The research study process commenced with an orientation and introduction of the context and
purpose of the study, followed by the search conferences and focus group meetings using
Qualitative Research Design and Methodology. Search conferences, focus group discussions,
hospital registers and clinic records were the three sources of data collection. Analysis of
Qualitative and Quantitative Data used NVIVO and SPSS 13.0 Statistical Data Analysis Soft ware respectively.
The study showed that mental health problems of Children and Adolescents perceived by the
community and the practitioners were also referred and recorded in various hospital registers. The analysis of data from hospital records on referred cases further showed that there are serious
psychotic mental health disorders in children and adolescents referred for further consultations to
hospitals from the community, some of which are: acute psychotic states, with some associated with HIV/Aids. In addition to these psychotic states, epilepsy, drug and alcohol abuse, child defilement, rape cases, mental retardation and conversion disorders particularly in female children/adolescents appeared to be relatively significant mental health concerns and problems in the researched community sites.

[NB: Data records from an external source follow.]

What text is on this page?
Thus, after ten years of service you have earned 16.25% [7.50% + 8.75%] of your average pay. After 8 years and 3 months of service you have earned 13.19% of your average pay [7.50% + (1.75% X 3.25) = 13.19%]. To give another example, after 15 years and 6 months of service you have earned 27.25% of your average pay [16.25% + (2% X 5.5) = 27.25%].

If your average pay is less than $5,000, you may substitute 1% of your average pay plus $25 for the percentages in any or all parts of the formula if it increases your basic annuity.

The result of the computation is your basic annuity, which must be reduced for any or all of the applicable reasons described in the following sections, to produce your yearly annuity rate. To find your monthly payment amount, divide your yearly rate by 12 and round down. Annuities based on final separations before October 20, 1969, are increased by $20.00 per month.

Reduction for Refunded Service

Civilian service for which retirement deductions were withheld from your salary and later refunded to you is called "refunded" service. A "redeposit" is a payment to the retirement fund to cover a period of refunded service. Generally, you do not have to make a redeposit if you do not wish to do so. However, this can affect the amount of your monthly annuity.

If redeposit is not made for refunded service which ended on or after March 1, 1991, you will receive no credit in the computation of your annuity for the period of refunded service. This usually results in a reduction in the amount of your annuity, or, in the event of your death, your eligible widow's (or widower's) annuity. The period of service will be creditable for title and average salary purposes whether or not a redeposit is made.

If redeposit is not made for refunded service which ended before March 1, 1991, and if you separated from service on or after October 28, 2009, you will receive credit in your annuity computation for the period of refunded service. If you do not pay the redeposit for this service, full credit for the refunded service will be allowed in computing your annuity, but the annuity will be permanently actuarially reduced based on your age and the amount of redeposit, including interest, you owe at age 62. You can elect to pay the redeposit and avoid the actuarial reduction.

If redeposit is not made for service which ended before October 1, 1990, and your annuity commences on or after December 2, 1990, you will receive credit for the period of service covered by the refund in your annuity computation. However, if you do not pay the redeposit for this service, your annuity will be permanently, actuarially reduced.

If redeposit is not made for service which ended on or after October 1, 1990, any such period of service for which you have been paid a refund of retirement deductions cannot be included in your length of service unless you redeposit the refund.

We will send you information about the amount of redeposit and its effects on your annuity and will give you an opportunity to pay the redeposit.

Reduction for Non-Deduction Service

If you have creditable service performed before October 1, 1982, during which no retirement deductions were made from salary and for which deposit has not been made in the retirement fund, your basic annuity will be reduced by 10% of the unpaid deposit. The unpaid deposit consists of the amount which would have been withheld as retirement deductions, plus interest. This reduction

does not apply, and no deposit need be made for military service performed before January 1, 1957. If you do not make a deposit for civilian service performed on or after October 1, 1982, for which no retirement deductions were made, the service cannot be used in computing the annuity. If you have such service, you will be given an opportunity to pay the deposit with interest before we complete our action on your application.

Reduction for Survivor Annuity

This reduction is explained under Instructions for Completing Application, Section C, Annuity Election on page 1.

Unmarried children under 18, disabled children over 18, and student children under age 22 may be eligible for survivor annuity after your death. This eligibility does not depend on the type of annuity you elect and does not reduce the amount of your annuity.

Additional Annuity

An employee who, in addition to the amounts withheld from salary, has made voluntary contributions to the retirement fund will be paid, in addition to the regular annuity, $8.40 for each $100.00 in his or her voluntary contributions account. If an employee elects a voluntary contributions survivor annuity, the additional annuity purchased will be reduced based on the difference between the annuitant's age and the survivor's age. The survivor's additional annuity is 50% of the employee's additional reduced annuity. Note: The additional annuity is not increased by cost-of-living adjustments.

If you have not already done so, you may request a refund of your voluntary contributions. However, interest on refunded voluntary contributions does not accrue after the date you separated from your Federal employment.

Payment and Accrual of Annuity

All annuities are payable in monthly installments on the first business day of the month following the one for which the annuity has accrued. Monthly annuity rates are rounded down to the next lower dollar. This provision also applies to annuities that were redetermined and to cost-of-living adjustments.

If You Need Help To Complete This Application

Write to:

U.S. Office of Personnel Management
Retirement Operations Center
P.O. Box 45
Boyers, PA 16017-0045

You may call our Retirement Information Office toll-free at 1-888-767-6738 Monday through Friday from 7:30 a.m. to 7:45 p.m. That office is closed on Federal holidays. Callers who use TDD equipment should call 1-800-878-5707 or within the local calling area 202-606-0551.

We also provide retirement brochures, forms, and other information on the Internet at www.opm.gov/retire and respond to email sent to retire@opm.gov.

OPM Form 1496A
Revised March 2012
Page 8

The conclusion of the study suggests that there were more environment related factors perceived to cause mental health challenges to children and adolescents. This finding further suggests that there are similarities of cases referred from the community with those seen in clinical practice areas. The significance of these findings in the reality of practice, implies that the preferred PRISMS curriculum model to be developed later as a post doctoral activity for 'INSET' of PHC practitioners in Zambia should have deliberate blending of curriculum content with more socio-environment related issues than the current traditional curricula models which are more clinical in structure, process and content. / Thesis (Ph.D.)-University of KwaZulu-Natal, Durban, 2007.